The lead character is in a mask for the entire movie. I expected that it might be removed (ala Star Wars) but it wasn't. The female lead moved from innocent to hard, feminine to genderless. There was a lot of gender-bending in the movie and music mixing across genres. So, I tried to consider it something I saw, that I could talk with young people about, but little more than that.
Then, on a night flight from LA to Chicago, I sat next to a guy reading one of those graphic novels (not graphic like pornographic, but fantasy characters with lots of dialogue baloons around them, monochromatic line drawings, cartoon-like, but for adults). I screwed up my nerve and asked him what he was reading. That question turned into a four hour conversation right into OHare airport. My seatmat was a graphic novelist, who was returning from a convention in LA for other graphic novelists. When I demonstrated interest and ignorance, he led me into a fascinating discussion about the independent genre of graphic novels, morphing between literature and film. He told me that "V" for Vendetta was based on a well-known graphic novel. Many of them adapt classic themes and recast them in fantasy settings. He is a Palestinian Muslim from Chicago who hungers for God. We left the plane as new-found friends and I will update you when his novel hits publication.
The third conversation happened on Friday with a young pastor who is working outside the structured church with dischurched people in our community. When we were visiting together, we got into the area of institutional faith, both the pros and the cons. Together we talked about what is core to the church and what are historical, cultural, class and ethnicity accumulations. Then he asked me if I knew about "V" for Vendetta. When I told him I just saw it, his eyes lit up and he said; that's how many young people see the church....it needs blowing up. Yikes! Of course he was not advocating terrorism or violence, but explaning to me the reflexive response young people (and others) have towards any institution of faith, and structure, any hierarchy and overarching authority: make music with it by blowing it up. They automatically distrust the institutional church.

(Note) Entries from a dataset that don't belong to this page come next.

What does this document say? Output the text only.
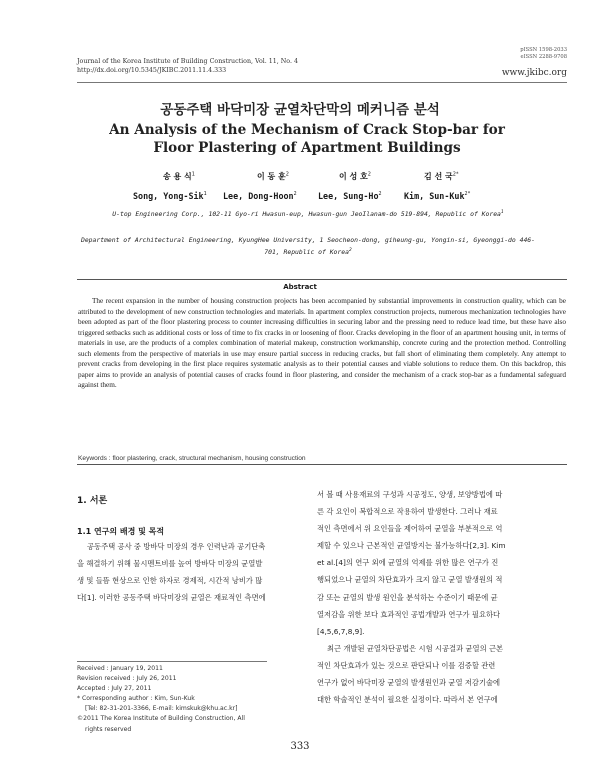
Journal of the Korea Institute of Building Construction, Vol. 11, No. 4
http://dx.doi.org/10.5345/JKIBC.2011.11.4.333
pISSN 1598-2033
eISSN 2288-9708
www.jkibc.org
공동주택 바닥미장 균열차단막의 메커니즘 분석
An Analysis of the Mechanism of Crack Stop-bar for Floor Plastering of Apartment Buildings
송 용 식$^1$	이 동 훈$^2$	이 성 호$^2$	김 선 국$^{2*}$
Song, Yong-Sik$^1$ Lee, Dong-Hoon$^2$	Lee, Sung-Ho$^2$	Kim, Sun-Kuk$^{2*}$
U-top Engineering Corp., 102-11 Gyo-ri Hwasun-eup, Hwasun-gun JeoIlanam-do 519-894, Republic of Korea$^1$
Department of Architectural Engineering, KyungHee University, 1 Seocheon-dong, giheung-gu, Yongin-si, Gyeonggi-do 446-701, Republic of Korea$^2$
Abstract

The recent expansion in the number of housing construction projects has been accompanied by substantial improvements in construction quality, which can be attributed to the development of new construction technologies and materials. In apartment complex construction projects, numerous mechanization technologies have been adopted as part of the floor plastering process to counter increasing difficulties in securing labor and the pressing need to reduce lead time, but these have also triggered setbacks such as additional costs or loss of time to fix cracks in or loosening of floor. Cracks developing in the floor of an apartment housing unit, in terms of materials in use, are the products of a complex combination of material makeup, construction workmanship, concrete curing and the protection method. Controlling such elements from the perspective of materials in use may ensure partial success in reducing cracks, but fall short of eliminating them completely. Any attempt to prevent cracks from developing in the first place requires systematic analysis as to their potential causes and viable solutions to reduce them. On this backdrop, this paper aims to provide an analysis of potential causes of cracks found in floor plastering, and consider the mechanism of a crack stop-bar as a fundamental safeguard against them.

Keywords : floor plastering, crack, structural mechanism, housing construction
1. 서론
1.1 연구의 배경 및 목적

공동주택 공사 중 방바닥 미장의 경우 인력난과 공기단축

을 해결하기 위해 물시멘트비를 높여 방바닥 미장의 균열발

생 및 들뜸 현상으로 인한 하자로 경제적, 시간적 낭비가 많

다[1]. 이러한 공동주택 바닥미장의 균열은 재료적인 측면에

서 볼 때 사용재료의 구성과 시공정도, 양생, 보양방법에 따

른 각 요인이 복합적으로 작용하여 발생한다. 그러나 재료

적인 측면에서 위 요인들을 제어하여 균열을 부분적으로 억

제할 수 있으나 근본적인 균열방지는 불가능하다[2,3]. Kim

et al.[4]의 연구 외에 균열의 억제를 위한 많은 연구가 진

행되었으나 균열의 차단효과가 크지 않고 균열 발생원의 적

감 또는 균열의 발생 원인을 분석하는 수준이기 때문에 균

열저감을 위한 보다 효과적인 공법개발과 연구가 필요하다

[4,5,6,7,8,9].

최근 개발된 균열차단공법은 시험 시공결과 균열의 근본

적인 차단효과가 있는 것으로 판단되나 이를 검증할 관련

연구가 없어 바닥미장 균열의 발생원인과 균열 저감기술에

대한 학술적인 분석이 필요한 실정이다. 따라서 본 연구에

Received : January 19, 2011

Revision received : July 26, 2011

Accepted : July 27, 2011

* Corresponding author : Kim, Sun-Kuk

[Tel: 82-31-201-3366, E-mail: kimskuk@khu.ac.kr]

©2011 The Korea Institute of Building Construction, All

rights reserved

333
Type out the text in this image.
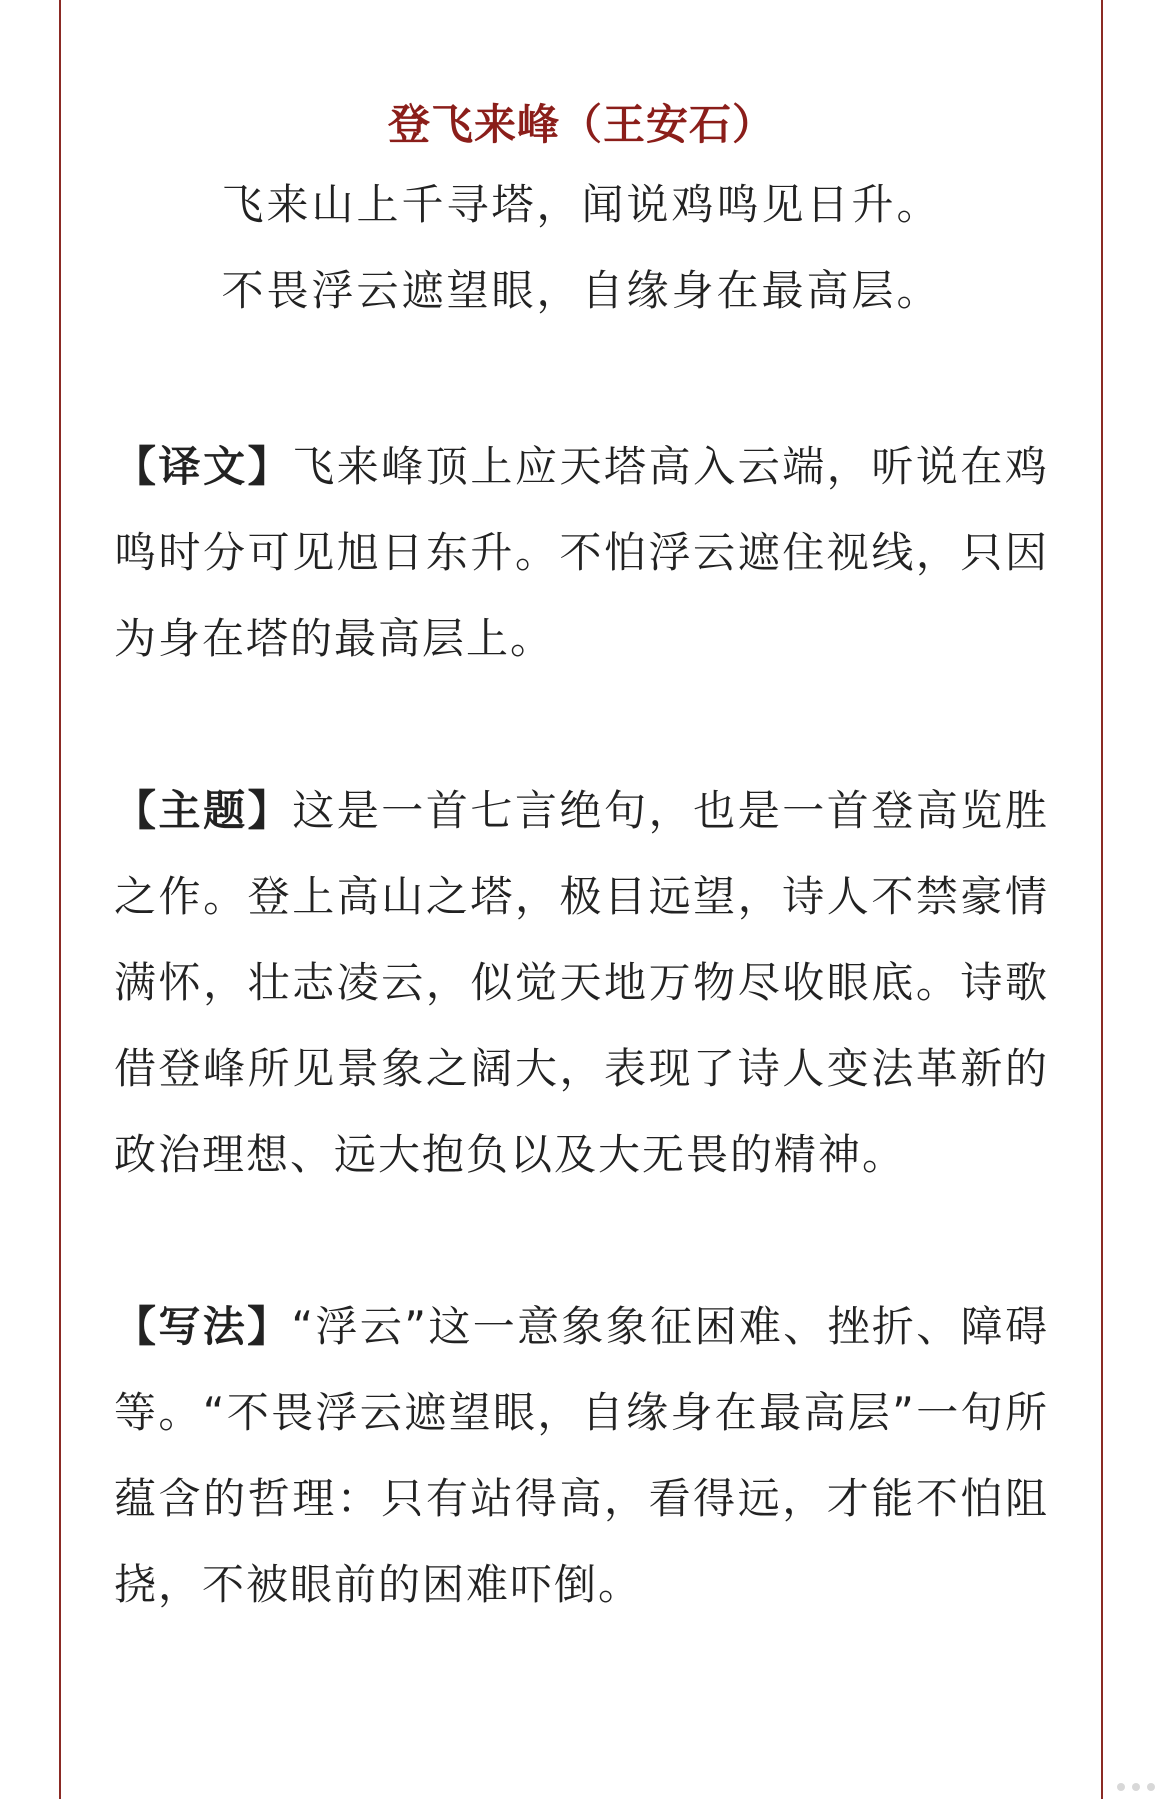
登飞来峰（王安石）
飞来山上千寻塔，闻说鸡鸣见日升。
不畏浮云遮望眼，自缘身在最高层。
【译文】飞来峰顶上应天塔高入云端，听说在鸡鸣时分可见旭日东升。不怕浮云遮住视线，只因为身在塔的最高层上。
【主题】这是一首七言绝句，也是一首登高览胜之作。登上高山之塔，极目远望，诗人不禁豪情满怀，壮志凌云，似觉天地万物尽收眼底。诗歌借登峰所见景象之阔大，表现了诗人变法革新的政治理想、远大抱负以及大无畏的精神。
【写法】“浮云”这一意象象征困难、挫折、障碍等。“不畏浮云遮望眼，自缘身在最高层”一句所蕴含的哲理：只有站得高，看得远，才能不怕阻挠，不被眼前的困难吓倒。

That's a huge impass. I sensed it a bit while living in Minneapolis when someone said: "How do we know Pastor Don is lying? His lips are moving!" Ouch! There was a conditioned suspicion and distrust, not so much of me as a person (I hope) but of the role of the ordained pastor.There was nothing I could do to dissuuade them. I must have sold out. I must have lost my freedom to political expediencey. I must be a lackey for the system. Is that what I'm sensing out here in California with a number of good friends who are believers, but resisters to joining any local church? Does "V" for Vendetta give us a clue?